Trevor-Roper, by contrast, drew attention to certain key points made by Hitler: firstly, his belief that Germany would have to fight not later than 1945, secondly that the first war target would be Czechoslovakia, perhaps as early as 1938, and thirdly that he did not believe that any other powers would intervene to stop it. All these predictions did in fact come true. Although some of Taylor's arguments were justified (the Anschluss with Austria in March 1938 fitted in with Hitler's general scheme, though the details were clearly improvised on the spur of the moment); on the whole I think Trevor-Roper had the better of the argument.
Events on Germany moved fast after Hossbach. Dr. Schacht resigned and economic priority was now given to the Four-Year Plan for preparation for war, led by Goering. Next February Neurath was replaced as Foreign Minister by the Nazi Ribbentrop. At much the same time, Blomberg was forced to resign as War Minister when it was revealed that his wife, whom he had recently married, might once have been a prostitute; and Fritsch was hounded from his position of Commander-in-Chief by the wholly false accusation that he was homosexual. For the first time, Hitler now took direct personal control of the army, working through the colourless and mediocre Keitel.

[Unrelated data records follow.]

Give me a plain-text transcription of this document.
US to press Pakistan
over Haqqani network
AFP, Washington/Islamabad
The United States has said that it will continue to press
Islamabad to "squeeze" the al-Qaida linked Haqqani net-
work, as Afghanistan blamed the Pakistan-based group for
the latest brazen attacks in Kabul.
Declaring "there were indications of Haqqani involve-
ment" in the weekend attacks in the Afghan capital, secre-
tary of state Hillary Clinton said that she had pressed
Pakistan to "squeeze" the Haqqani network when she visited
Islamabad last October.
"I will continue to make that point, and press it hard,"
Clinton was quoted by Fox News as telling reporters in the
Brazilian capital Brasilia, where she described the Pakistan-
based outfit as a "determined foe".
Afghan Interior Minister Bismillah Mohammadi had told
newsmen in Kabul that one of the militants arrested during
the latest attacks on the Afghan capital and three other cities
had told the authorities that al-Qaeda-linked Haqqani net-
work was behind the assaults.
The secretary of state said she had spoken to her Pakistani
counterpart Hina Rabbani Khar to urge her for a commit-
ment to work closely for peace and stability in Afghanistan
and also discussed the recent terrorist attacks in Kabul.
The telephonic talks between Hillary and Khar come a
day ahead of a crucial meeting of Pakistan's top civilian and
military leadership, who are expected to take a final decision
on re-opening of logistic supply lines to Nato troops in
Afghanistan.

But perhaps the most significant consequence of the Hossbach meeting happened just a month afterwards, on December 7th, in a directive from General Jodl at the OKW. The German military planners had drawn up "Plan Red", which envisaged an essentially defensive operation against France; and also "Plan Green", for an attack on Czechoslovakia. Germany did not have the military resources to implement both plans simultaneously. Now the order went out that priority was to be given to "Plan Green", because "Plan Red" was unlikely to be needed. So: the German army was to be ready to invade Czechoslovakia; and for those in the military who asked, "What if the French attack while we're doing this?", Hitler would reply, "Don't worry! I'll make sure they won't!" Of course, Hitler had as yet no idea how he would bring this about, but he was sure that something would turn up. This can be taken as evidence for both the Taylor and the Trevor-Roper interpretations.
The climax of Robert Harris's recent historical novel, "Munich" is when the hero, a young British official, is given a pirated copy of the Hossbach Memorandum by an anti-Nazi officer. He attempts to show it to Chamberlain, to warn him about Hitler's aggressive intentions, but the Prime Minister refuses to look at it. I can strongly recommend the novel as a splendid read, but I don't believe this particular episode has any historical basis.